# Either my professor made a boo-boo or I don't get it(regarding E=mc^2)

1. Aug 29, 2005

### schattenjaeger

either way, you can help! so w=change in KE, and W=the line integral from 0 to s of FdotdS(I never learned how to use the latex thingy, so bear with me, the question isn't that hard...)

So then he wrote KE=lineintegral from 0-S, d/dt(gamma*mv)ds

and then from there you end up with gamma*mc^2-mc^2 after a whole bunch of math, which you take to mean the total energy - the "rest" energy? So...shouldn't up there you write change in KE=lineintegral etc...? If it IS just KE, I dunno why, since the line integral definition is for work anyways...well that may be a little confusing in just words, sorry

2. Aug 29, 2005

### lightgrav

At the time when that he replaced Work with Delta KE,
there didn't seem to be any Potential Energies involved.
And with no "non-conservative" processes, KE_0 = 0.

If you want to interpret mc^2 as a PE, go ahead -
the important thing is the limit v = 0 .
I've never heard mc^2 called
a "KE of the object at speed v=0" .

If you need something to ponder here, how about
whether "non-conservative" is well-defined anymore.

3. Aug 30, 2005

### rbj

schattenjaeger, first i would suggest looking at some posts with tex in it (press the quote button to look at the syntax, but don't save) to get this math formatting down. and there are also some sticky posts that describe it.

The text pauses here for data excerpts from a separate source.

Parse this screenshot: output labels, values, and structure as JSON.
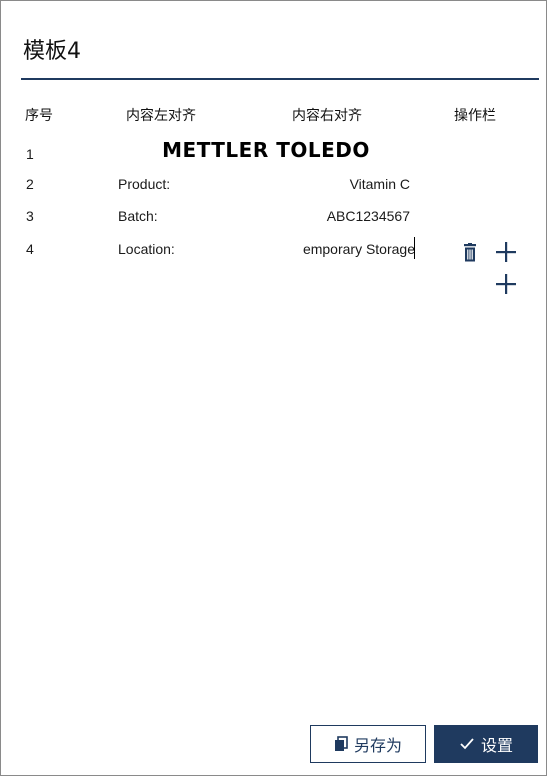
{
  "template": {
    "title": "模板4"
  },
  "table": {
    "headers": {
      "index": "序号",
      "left_align": "内容左对齐",
      "right_align": "内容右对齐",
      "actions": "操作栏"
    },
    "rows": [
      {
        "index": "1",
        "logo_text": "METTLER TOLEDO"
      },
      {
        "index": "2",
        "left": "Product:",
        "right": "Vitamin C"
      },
      {
        "index": "3",
        "left": "Batch:",
        "right": "ABC1234567"
      },
      {
        "index": "4",
        "left": "Location:",
        "right": "emporary Storage"
      }
    ]
  },
  "icons": {
    "delete": "trash-icon",
    "add_field": "plus-icon",
    "add_row": "plus-icon",
    "save_as": "copy-icon",
    "confirm": "check-icon"
  },
  "footer": {
    "save_as_label": "另存为",
    "set_label": "设置"
  },
  "colors": {
    "accent": "#1f3a5f",
    "border": "#8a8a8a",
    "icon": "#1f3a5f"
  }
}
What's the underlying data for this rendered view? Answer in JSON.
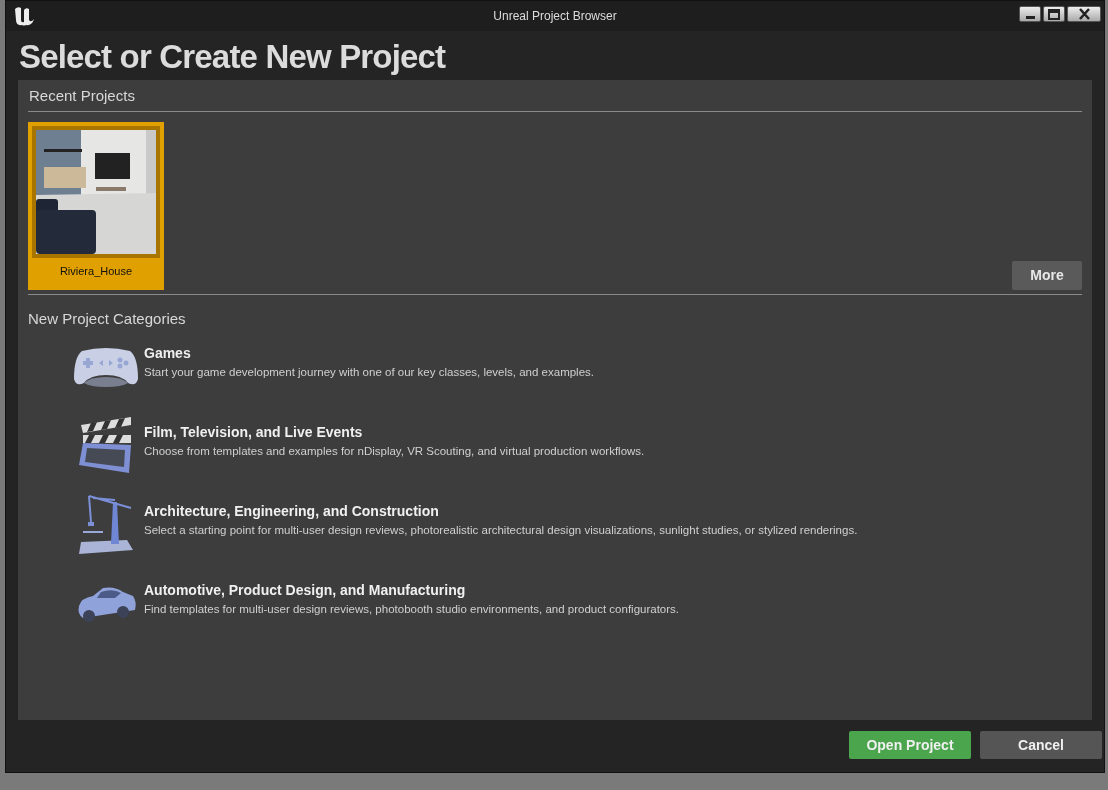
{
  "window": {
    "title": "Unreal Project Browser"
  },
  "heading": "Select or Create New Project",
  "recent_projects": {
    "title": "Recent Projects",
    "items": [
      {
        "name": "Riviera_House",
        "selected": true
      }
    ],
    "more_button": "More"
  },
  "categories": {
    "title": "New Project Categories",
    "items": [
      {
        "kind": "games",
        "title": "Games",
        "description": "Start your game development journey with one of our key classes, levels, and examples."
      },
      {
        "kind": "film",
        "title": "Film, Television, and Live Events",
        "description": "Choose from templates and examples for nDisplay, VR Scouting, and virtual production workflows."
      },
      {
        "kind": "architecture",
        "title": "Architecture, Engineering, and Construction",
        "description": "Select a starting point for multi-user design reviews, photorealistic architectural design visualizations, sunlight studies, or stylized renderings."
      },
      {
        "kind": "automotive",
        "title": "Automotive, Product Design, and Manufacturing",
        "description": "Find templates for multi-user design reviews, photobooth studio environments, and product configurators."
      }
    ]
  },
  "buttons": [
    {
      "kind": "primary",
      "label": "Open Project"
    },
    {
      "kind": "secondary",
      "label": "Cancel"
    }
  ]
}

second, forget about vectors and three dimensions for a moment. in fact, forget about relativity for the time being. given a single dimension (the "x" dimension), can you take a force field, with constant force $$F$$ and known length $$l$$, let a particle of mass $$m_0$$ enter this force field at the, say, left side with velocity zero, and then determine what the velocity is when it comes out the right side? do it first for the classical case where the mass is constant $$m = m_0$$:

$$F = \frac{dp}{dt} = \frac{d(mv)}{dt} = m_0 \frac{dv}{dt} = m_0 a$$

then do it for the relativistic case:

$$F = \frac{dp}{dt} = \frac{d(mv)}{dt} = m \frac{dv}{dt} + v \frac{dm}{dt}$$

where

$$m = \frac{m_0}{\sqrt{1 - v^2/c^2}}$$

use all the theorems you learned in calculus to do derivatives. i think then you'll figure it out.

rots o' ruk.

4. Aug 30, 2005

### ZapperZ

Staff Emeritus
When you edit your post, there's an option to delete it.

Zz.

5. Aug 30, 2005

### rbj

thanks, Zz. maybe someday i'll look at these things. (i never read directions either.)

6. Aug 30, 2005

### pervect

Staff Emeritus
I'm not sure where this is leading is, or what the question is. Doing what you suggest (with a change back to the original posters notation of m=$m_0$), I get:

$$p = \frac{m v}{\sqrt{1-\left(\frac{v}{c}\right)^2}}$$
$$F = \frac{dp}{dt} = \frac{dp}{dv} \, \frac{dv}{dt} = \frac{m }{\left( 1-\left( \frac{v}{c} \right)^2 \right)^{\frac{3}{2}}} \, \frac{dv}{dt}$$

7. Aug 30, 2005

### rbj

i think the OP wants to know how to get the relativistic kinetic energy to come out as:

$$T = m c^2 - m_0 c^2 = E - E_0$$

where

$$m = \frac{m_0}{\sqrt{1 - v^2/c^2}}$$

(and then you interpret that first term to be the total energy $E$ and the second term to be the rest energy $E_0$.)

in the classical case where the mass is constant $m = m_0$, then you can show that with a force field with constant force $F$ and length $l$, a object of mass $m_0$ enters it at velocity $v_1$ and exits at velocity

$$v_2 = \sqrt{\frac{2 F l}{m_0} + v_1^2}$$

or

$$\frac{1}{2} m_0 v_2^2 = \frac{1}{2} m_0 v_1^2 + F l$$

which is where we get the concept of kinetic energy from. if the initial velocity is zero, the final velocity depends only on the product of $F$ and $l$ or the work performed on the object and not on the any other function of $F$ and $l$.

$$T_2 = T_1 + F l = T_1 + W$$

$T_1$ and $T_2$ are the initial and final kinetic energies.

to do that in the classical mechanics case ain't too hard. to do it in the reletivistic case, where the mass is not constant is harder, of course. if no one else picks this up, i'll work on it and if i get it, i'll post it later.